After crossing the Bitterroot Range and canoeing down the cataract-filled Snake River, the Corps of Discovery finally reached the long-sought Columbia River in the autumn of 1805. Volume III continues the cartographic reconstruction of the explorers’ trek as they set out from the Snake-Columbia junction, October 18, 1805, on the final leg of their journey to the sea.
In addition to intricately mapping the Columbia’s great rapids, desert and rain-forest shorelines, spectacular mountain gorge, and broad estuary, Volume III reveals the vast number of Native American villages that lined the River of the West in Lewis and Clark’s time. Additional maps and illustrations depict the Fort Clatsop winter quarters, Cascade volcanoes, coastal explorations, and more.
Though having reached their primary goal, the Pacific Ocean, the expedition’s investigation of new terrain in western North America was far from over. Volume III also outlines the significant discoveries recorded as they returned eastward in 1806 through the broad Columbia, Marias, and Yellowstone watersheds. Volume III concludes when the Corps of Discovery, long given up for dead by most Americans, paddled up to the St. Louis waterfront on September 23, 1806, to an arousing reception by the local population.
During the Corps of Discovery’s 1804–6 trek, Captain William Clark used surveying instruments to measure the expedition’s traverse to the Pacific Ocean and back—an astounding distance of 7,000 miles. Clark assumed that cartographers would convert this painstakingly recorded daily traverse on to well-crafted, accurate maps soon after the journey’s completion.

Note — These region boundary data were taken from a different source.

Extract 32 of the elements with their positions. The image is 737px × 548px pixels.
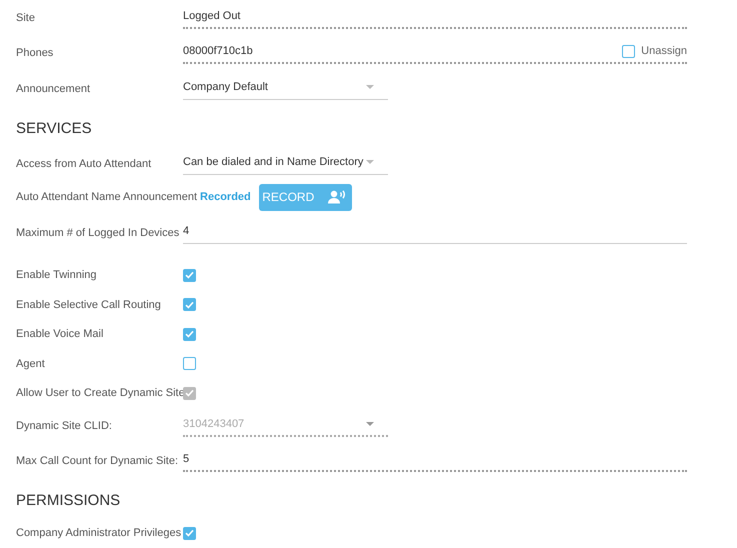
input-field[interactable]: 4 (183, 222, 687, 244)
field-label: Enable Voice Mail (16, 328, 104, 340)
field-label: Enable Selective Call Routing (16, 298, 162, 311)
field-label: Access from Auto Attendant (16, 158, 152, 170)
checkbox[interactable] (183, 357, 196, 370)
checkbox[interactable] (183, 268, 196, 282)
field-label: Agent (16, 358, 46, 370)
dropdown-arrow-icon (366, 422, 374, 426)
dropdown-arrow-icon (366, 85, 374, 90)
checkbox[interactable] (622, 44, 636, 58)
checkbox[interactable] (183, 526, 196, 540)
field-label: Auto Attendant Name Announcement (16, 191, 198, 204)
dropdown-arrow-icon (366, 160, 374, 164)
field-label: Company Administrator Privileges (16, 527, 182, 540)
field-label: Announcement (16, 82, 91, 95)
dropdown[interactable]: Can be dialed and in Name Directory (183, 152, 388, 175)
input-field[interactable]: 08000f710c1b Unassign (183, 42, 687, 64)
section-heading: PERMISSIONS (16, 492, 120, 510)
checkbox[interactable] (183, 328, 196, 341)
field-label: Dynamic Site CLID: (16, 420, 113, 432)
checkbox[interactable] (183, 298, 196, 312)
field-label: Site (16, 12, 36, 24)
input-field[interactable]: 5 (183, 450, 687, 472)
status-text: Recorded (200, 191, 251, 204)
field-label: Enable Twinning (16, 269, 98, 282)
section-heading: SERVICES (16, 120, 92, 137)
field-label: Phones (16, 47, 54, 60)
checkbox-label: Unassign (641, 45, 687, 58)
dropdown[interactable]: Company Default (183, 78, 388, 100)
input-field[interactable]: Logged Out (183, 6, 687, 29)
field-label: Max Call Count for Dynamic Site: (16, 455, 179, 468)
field-label: Maximum # of Logged In Devices (16, 226, 180, 239)
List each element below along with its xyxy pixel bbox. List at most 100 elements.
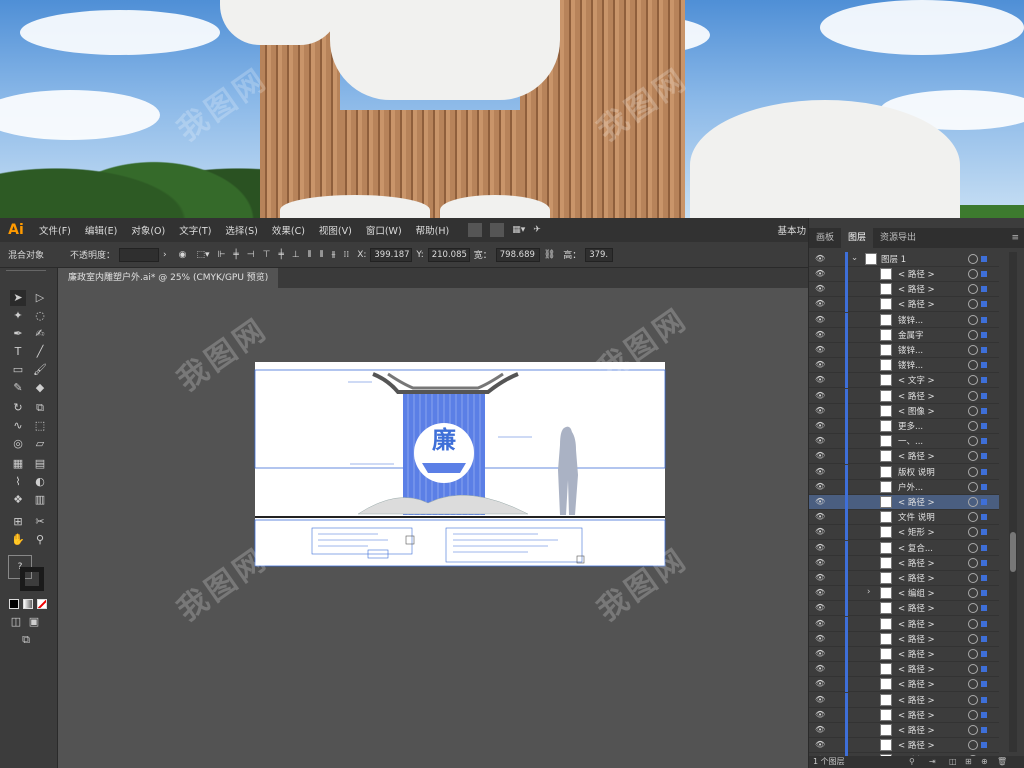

For a variety of reasons, this did not occur.
For nearly two centuries, Clark’s invaluable survey data remained untapped in the expedition’s annals. Now, Martin Plamondon II has completed the cartographic reconstruction that Clark expected by utilizing the day to day measurements and notes, the maps and sketches, and other pertinent information in the journals.
Volume III presents key geographical and historic features, and compares the modern beds of streams to their courses at the time of the exploration. Often the contrast is striking between what Lewis and Clark saw and what we see today. The impact of modern America has wrought great change in places, but much of the terrain also remains little altered, particularly in parts of Idaho and Montana.
Of further special interest in this volume are the many excerpts from the expedition diaries. This careful cartographic reconstruction is a captivating and never-before-seen record of the American West.